La guerre ne se passe pas bien pour Kiev, et il serait déraisonnable d’espérer que cela change. Alors qu’une force militaire largement supérieure submerge l’État vassal des États-Unis, la réalité est en train de s’imposer durement aux libéraux occidentaux qui ont cru à la propagande de guerre selon laquelle le comédien courageux et sexy menait une victoire éclatante pour botter les fesses de Poutine hors d’Ukraine.
Zelensky en s’en prend maintenant aux puissances de l’OTAN pour avoir refusé d’intervenir militairement contre la Russie, ayant apparemment eu l’impression auparavant que l’empire des États-Unis pourrait risquer son existence même pour défendre ses chers amis Ukrainiens d’une invasion.
« Malheureusement, il y a aujourd’hui l’impression complète qu’il est temps d’organiser les funérailles des garanties et des promesses de sécurité, de la détermination des alliances, des valeurs qui semblent être mortes pour quelqu’un », a déclaré Zelensky vendredi.
« Toutes les personnes qui mourront à partir de maintenant mourront aussi à cause de vous », a ajouté le président ukrainien. « À cause de votre faiblesse, à cause de votre désunion ».
Cela doit être dur, le processus d’apprentissage que vous n’avez jamais été réellement un partenaire précieux dans la lutte de la civilisation occidentale pour la liberté et la démocratie. Que vous n’avez jamais été qu’un pion de plus à sacrifier sur l’échiquier impérial.
Dans un nouvel article intitulé « U.S. and allies quietly prepare for a Ukrainian government-in-exile and a long insurgency« , le Washington Post rapporte que les responsables américains prévoient que la Russie va inverser ses premières pertes et réussir à chasser le régime Zelensky du pays, après quoi « une longue et sanglante insurrection » est prévue contre les envahisseurs, soutenue par des milliards de dollars de financement américain.
Les États-Unis ont l’habitude d’attirer Moscou dans des bourbiers militaires éreintants et coûteux qui monopolisent leur puissance de feu militaire tout en les vidant de leur sang et de leur trésor.

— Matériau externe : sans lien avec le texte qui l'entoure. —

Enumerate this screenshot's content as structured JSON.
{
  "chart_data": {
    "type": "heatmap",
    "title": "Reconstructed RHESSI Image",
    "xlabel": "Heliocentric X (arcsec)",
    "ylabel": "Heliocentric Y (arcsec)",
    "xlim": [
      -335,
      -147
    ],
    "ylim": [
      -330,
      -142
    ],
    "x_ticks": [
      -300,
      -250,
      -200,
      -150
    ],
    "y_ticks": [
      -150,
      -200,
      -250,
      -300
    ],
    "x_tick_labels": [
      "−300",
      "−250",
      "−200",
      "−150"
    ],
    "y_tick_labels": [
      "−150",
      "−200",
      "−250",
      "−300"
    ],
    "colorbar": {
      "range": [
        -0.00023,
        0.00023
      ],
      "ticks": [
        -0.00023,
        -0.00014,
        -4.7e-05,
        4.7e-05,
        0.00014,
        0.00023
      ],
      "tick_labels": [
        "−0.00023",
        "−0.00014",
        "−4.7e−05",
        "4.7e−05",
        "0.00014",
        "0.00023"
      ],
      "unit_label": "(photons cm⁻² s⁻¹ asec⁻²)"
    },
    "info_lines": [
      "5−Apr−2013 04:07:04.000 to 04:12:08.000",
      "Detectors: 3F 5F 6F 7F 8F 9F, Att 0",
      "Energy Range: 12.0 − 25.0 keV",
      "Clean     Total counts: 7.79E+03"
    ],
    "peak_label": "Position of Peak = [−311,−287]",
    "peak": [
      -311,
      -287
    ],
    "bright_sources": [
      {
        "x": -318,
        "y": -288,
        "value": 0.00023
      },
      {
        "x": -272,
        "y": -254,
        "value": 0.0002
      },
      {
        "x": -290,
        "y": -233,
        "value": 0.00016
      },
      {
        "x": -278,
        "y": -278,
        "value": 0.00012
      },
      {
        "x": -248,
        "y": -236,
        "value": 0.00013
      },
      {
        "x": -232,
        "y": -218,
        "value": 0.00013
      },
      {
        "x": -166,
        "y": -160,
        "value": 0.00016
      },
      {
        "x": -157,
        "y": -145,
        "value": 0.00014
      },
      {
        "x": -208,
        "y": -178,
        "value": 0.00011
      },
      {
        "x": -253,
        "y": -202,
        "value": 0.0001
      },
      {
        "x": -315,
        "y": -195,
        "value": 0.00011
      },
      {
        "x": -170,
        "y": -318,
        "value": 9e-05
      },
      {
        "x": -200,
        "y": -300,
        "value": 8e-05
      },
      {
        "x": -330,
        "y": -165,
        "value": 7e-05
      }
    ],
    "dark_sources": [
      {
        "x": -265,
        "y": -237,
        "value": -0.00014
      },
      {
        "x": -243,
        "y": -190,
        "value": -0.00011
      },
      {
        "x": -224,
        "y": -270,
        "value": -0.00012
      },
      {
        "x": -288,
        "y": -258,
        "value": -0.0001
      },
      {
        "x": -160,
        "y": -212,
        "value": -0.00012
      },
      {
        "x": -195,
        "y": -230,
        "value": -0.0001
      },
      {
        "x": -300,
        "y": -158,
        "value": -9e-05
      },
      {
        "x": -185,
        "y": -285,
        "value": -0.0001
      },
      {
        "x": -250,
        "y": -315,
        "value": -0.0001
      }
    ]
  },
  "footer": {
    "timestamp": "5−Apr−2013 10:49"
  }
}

Le conseiller à la sécurité nationale de Jimmy Carter, Zbigniew Brzezinski, auteur du manifeste hégémonique américain The Grand Chessboard : American Primacy and Its Geostrategic Imperatives, s’est ouvertement vanté d’avoir attiré la Russie dans son propre Vietnam en combattant les moudjahidin soutenus par les États-Unis en Afghanistan pendant une décennie.
Il y a tout juste deux ans, l’ancien représentant spécial des États-Unis pour la Syrie a déclaré, lors d’un événement vidéo organisé par l’Hudson Institute, que son travail consistait à faire de la Syrie « un bourbier pour les Russes ».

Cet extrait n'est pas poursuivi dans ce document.